Personal anecdote: I served as lead urban planner and designer on a project redeveloping nearly 100-acres of low-grade garden apartments. These were built in the 1960's and were once a happpening, swinging singles area. Before they were torn down and the tenants were given money for relocation, there were families living in buildings where the ceiling joists were literally caving into the rooms, walls had rotted, etc.
If you think building materials and construction quality have gotten better, you would be wrong. Which is why Texas homebuilders lobbied a certain former governor very persuasively and effectively for removal of all liability from the homebuilder on the date of the purchase.
The next twenty years, suburban life ought to be pretty interesting when everybody's new home literally starts melting.
If you want to REALLY think about sustainability in a deep, meaningful, and transformative way, start asking how we can finance buildings based on life-cycle costs/performance, particularly in fields where developers typically flip their buildings immediately or shortly after construction.

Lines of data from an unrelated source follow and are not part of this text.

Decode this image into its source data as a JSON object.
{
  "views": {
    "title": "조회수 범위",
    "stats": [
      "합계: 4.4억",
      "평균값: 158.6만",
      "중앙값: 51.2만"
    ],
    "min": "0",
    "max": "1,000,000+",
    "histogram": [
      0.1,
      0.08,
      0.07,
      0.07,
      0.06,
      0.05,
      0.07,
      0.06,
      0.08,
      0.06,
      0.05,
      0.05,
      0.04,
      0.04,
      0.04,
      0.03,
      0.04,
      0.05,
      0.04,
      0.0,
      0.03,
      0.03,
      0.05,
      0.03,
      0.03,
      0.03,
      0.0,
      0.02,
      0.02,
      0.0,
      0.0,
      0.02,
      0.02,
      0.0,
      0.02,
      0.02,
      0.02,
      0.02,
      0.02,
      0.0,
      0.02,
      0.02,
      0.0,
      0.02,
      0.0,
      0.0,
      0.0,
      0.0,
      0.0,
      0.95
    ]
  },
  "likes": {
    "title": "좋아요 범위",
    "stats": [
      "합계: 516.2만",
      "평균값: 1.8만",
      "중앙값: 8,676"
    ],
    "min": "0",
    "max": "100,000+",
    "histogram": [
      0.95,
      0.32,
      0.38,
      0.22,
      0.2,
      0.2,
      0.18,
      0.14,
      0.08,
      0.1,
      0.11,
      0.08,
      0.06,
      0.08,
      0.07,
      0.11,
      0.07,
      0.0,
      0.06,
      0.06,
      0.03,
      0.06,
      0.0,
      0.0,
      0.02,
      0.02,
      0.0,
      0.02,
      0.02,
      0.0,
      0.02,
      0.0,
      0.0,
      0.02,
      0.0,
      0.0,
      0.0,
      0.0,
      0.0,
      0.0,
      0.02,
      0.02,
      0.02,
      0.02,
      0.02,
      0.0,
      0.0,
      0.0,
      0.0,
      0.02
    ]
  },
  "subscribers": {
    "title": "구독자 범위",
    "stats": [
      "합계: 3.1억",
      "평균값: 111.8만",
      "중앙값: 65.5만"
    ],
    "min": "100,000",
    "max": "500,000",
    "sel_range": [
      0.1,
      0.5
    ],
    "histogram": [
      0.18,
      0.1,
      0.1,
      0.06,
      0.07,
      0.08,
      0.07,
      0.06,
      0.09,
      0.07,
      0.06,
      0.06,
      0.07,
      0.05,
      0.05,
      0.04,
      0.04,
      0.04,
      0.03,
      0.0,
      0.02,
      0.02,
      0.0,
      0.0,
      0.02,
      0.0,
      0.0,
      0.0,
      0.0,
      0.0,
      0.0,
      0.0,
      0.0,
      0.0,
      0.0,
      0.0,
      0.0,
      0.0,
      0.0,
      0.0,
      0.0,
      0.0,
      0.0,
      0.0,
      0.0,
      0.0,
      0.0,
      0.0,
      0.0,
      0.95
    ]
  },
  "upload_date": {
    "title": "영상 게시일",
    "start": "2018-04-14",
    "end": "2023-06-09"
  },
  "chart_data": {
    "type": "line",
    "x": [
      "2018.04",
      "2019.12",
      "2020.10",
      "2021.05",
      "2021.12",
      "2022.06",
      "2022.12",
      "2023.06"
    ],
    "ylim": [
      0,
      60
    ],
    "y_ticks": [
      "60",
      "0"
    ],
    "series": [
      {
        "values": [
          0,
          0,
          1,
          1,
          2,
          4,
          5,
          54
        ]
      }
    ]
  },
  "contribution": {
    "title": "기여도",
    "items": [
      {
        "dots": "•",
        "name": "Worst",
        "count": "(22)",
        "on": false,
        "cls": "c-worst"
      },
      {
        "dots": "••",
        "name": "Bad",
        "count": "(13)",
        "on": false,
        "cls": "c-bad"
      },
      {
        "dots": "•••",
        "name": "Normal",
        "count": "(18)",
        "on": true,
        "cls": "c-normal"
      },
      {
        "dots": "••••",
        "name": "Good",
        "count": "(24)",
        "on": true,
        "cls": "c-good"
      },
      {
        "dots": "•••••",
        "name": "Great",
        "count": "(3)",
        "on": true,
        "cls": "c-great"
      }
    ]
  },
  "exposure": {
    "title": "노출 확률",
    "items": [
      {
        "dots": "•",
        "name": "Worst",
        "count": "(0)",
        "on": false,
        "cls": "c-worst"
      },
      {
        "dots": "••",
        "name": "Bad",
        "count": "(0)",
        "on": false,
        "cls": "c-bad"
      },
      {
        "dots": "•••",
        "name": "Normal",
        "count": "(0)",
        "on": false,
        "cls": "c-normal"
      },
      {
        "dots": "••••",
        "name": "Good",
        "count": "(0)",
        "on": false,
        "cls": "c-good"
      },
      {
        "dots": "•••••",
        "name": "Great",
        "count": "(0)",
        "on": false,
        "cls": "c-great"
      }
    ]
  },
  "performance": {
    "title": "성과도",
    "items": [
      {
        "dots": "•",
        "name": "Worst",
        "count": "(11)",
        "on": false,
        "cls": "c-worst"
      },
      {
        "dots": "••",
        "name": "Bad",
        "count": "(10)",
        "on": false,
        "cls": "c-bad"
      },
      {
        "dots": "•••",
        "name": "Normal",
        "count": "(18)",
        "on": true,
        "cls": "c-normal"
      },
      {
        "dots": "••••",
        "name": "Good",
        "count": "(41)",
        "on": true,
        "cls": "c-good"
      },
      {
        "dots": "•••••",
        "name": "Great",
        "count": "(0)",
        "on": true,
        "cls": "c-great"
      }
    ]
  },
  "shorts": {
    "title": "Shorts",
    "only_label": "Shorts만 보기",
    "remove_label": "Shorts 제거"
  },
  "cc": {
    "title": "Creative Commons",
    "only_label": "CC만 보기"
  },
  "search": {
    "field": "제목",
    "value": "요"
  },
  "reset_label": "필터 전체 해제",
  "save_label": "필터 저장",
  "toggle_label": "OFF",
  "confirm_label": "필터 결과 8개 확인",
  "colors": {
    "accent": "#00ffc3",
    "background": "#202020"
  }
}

FYI, the building I lived in in Rome was several hundred years old and the particular unit I was renting was on the market for $1 million. Think about the ROI on that entire building.
Pittsburgh conducted a study regarding cost savings switching street lights to LEDs and the results are...illuminating. (sorry)
the city, which spends $4.2 million annually on electricity and streetlight maintenance, could save $1 million each year in energy costs and $700,000 in maintenance costs with LED lighting.